For the past five years, like Santa's elves in their workshop, staffers in the district's technology support department have been refurbishing computers that previously would have been shuttled away to a public auction.

About 300 computers a year are donated to selected families to help fill what officials consider a critical educational gap. They believe students who don't have adequate after-school access to a computer often have trouble keeping up with their classmates.

Most of the renewed products of the Computers for Kids program are about eight years old, which is the district's target age for replacing its front-line processors. But they still pack enough firepower for word processing, Internet research and most other basic educational duties, said technology support director Ed Cannady.

"They're decent computers," he said. "We try to do as many as we can. We've had good responses from the schools."

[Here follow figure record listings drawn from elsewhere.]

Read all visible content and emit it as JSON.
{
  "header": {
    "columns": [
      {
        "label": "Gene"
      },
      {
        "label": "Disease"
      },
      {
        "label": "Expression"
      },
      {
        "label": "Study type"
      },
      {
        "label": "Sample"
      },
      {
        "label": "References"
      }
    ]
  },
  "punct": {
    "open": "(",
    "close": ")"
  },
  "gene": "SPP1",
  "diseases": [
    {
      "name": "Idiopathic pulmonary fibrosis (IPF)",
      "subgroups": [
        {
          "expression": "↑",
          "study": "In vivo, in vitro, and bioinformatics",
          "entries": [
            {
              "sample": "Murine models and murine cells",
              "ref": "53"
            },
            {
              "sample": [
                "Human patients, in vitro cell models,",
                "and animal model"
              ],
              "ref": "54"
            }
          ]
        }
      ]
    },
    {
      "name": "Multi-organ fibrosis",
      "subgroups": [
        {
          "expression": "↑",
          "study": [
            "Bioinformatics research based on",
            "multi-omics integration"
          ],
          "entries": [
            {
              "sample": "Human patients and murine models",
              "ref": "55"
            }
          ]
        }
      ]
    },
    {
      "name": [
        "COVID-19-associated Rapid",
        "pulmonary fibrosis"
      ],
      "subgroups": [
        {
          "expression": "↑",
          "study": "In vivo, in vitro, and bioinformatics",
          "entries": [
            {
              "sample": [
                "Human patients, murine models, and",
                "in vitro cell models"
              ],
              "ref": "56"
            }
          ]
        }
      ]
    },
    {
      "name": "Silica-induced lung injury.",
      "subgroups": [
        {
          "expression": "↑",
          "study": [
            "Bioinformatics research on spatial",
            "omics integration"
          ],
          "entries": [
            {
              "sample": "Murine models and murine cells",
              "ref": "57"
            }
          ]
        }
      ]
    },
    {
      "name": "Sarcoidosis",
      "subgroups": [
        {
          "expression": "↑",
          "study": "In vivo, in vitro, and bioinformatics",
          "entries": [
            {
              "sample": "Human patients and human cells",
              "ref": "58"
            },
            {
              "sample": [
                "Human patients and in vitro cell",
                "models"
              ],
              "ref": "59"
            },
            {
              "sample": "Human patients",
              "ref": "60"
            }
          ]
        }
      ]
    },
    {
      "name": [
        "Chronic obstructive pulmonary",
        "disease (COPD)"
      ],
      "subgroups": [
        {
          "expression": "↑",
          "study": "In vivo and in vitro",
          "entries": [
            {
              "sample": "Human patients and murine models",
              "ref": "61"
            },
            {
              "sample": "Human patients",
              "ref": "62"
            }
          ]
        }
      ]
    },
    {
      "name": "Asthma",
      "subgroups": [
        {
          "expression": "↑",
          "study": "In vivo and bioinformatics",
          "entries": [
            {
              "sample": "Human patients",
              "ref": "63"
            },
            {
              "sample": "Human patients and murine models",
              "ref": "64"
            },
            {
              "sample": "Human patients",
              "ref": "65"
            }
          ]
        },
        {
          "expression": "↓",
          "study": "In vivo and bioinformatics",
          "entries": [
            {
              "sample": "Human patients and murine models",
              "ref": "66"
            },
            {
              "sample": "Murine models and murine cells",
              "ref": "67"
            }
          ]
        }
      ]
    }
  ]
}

His computers are always in demand. When he gets a batch ready, he notifies school principals via the district's in-house website, and the campuses find homes for them.

Smiles all around

It's a mission that earns smiles not only from families but also from school employees like Robyn Anaya, a social worker at the Newcomer Center at Workman Junior High School who helps immigrant students transition into an English-speaking culture.

The center has put her in charge of getting as many free computers as she can and then pairing them with the disadvantaged students who would best benefit from them.

"So many of the students who come here are at risk, and many of them wouldn't have a chance -- at least in the near future -- to get a computer and Internet access for homework, for keyboarding and doing papers," Anaya said.

One of the best parts: explaining to the grateful recipients that the computer is not a loaner.

"They say, 'When do we need to return it?' and I say, 'No, no, it's yours to keep,'" she said.

While the computers are provided free by the district, acquiring Internet service is left to the families, Anaya said.

'Family learning center'

Cannady said the old machines aren't given additional memory and speed because they don't need to compete with their high-powered successors. But each gets its chassis cleaned, battery replaced and hard drive reformatted.

The technicians install Open Office and other software provided free to school districts.

"We don't want to spend any money on them, really," Cannady said. "They're salvage machines. If we have one that's giving us trouble, we go right on to the next one."

Cannady said he refurbished the first computer in September 2005, when a change in the state education code began allowing school districts to give old computers to students who don't have access to one at home. The code requires that preference be given to educationally disadvantaged students.

Previously, computers that were bought with tax money had to be sold at public auction when they were retired, Cannady said.

School board President Gloria Pena said she hopes that the gift computers are not only improving education for those students but also getting their parents involved. She said that in her travels around the state she has seen a couple of school districts in the program actively promoting the idea of parents sharing in the donated technology.

"It helps them learn so that they in turn can teach their children," she said. "It becomes a family learning center."